How the human brain represents time during a temporally continuous uninterrupted experience?

Zahra M. Aghajan, Gabriel Kreiman, Itzhak Fried. Periodic Time Cells in Human Entorhinal Cortex. bioRxiv 2022.05.05.490703; doi: https://doi.org/10.1101/2022.05.05.490703

Abstract
“The representation of time in the brain is a fundamental component of cognition. Here we investigated how the human brain represents time during a temporally continuous uninterrupted experience by presenting fifteen neurosurgical patients with an audiovisual video while recording neurons’ activity from multiple brain regions. We report on a set of units that modulate their activity in a strikingly periodic manner across different timescales—from seconds to many minutes. These cells were most prevalent in the entorhinal cortex and time could be decoded from their population activity. Furthermore, these cells remapped their dominant periodicity to shorter timescales during a subsequent recognition memory task.

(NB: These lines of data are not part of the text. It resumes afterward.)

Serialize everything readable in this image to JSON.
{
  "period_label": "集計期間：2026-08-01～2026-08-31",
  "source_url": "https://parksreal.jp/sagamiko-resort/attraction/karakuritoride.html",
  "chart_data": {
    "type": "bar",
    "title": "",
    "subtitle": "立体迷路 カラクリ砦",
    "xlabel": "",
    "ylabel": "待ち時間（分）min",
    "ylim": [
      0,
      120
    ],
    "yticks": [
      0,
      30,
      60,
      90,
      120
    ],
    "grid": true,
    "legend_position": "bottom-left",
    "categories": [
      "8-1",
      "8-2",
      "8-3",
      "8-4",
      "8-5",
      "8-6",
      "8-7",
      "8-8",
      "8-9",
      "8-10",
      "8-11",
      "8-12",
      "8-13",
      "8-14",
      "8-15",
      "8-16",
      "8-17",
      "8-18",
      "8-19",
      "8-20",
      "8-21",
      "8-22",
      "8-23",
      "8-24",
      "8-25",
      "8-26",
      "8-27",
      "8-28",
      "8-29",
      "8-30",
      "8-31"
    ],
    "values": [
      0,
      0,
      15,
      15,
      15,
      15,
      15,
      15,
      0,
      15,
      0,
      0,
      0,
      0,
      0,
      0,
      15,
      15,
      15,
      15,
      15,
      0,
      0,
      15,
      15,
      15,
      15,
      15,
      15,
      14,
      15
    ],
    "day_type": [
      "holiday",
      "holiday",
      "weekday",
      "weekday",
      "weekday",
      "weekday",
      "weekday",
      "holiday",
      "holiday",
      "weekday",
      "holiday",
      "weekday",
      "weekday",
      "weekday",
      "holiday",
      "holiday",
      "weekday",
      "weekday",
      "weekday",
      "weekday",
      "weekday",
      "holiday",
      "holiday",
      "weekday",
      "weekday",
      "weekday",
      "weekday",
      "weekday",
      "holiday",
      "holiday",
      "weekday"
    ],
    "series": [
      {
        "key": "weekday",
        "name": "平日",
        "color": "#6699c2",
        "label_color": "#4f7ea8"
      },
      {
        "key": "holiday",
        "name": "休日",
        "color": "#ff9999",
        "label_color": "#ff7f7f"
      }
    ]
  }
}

When the audiovisual sequence was presented at two different speeds (regular and faster), a significant percentage of these periodic time cells (PTCs) maintained their timescales, suggesting a degree of invariance with respect to the narrative content. The temporal periodicity of PTCs may complement the spatial periodicity of grid cells, thereby providing scalable spatiotemporal metrics for encoding and retrieval of human experience.”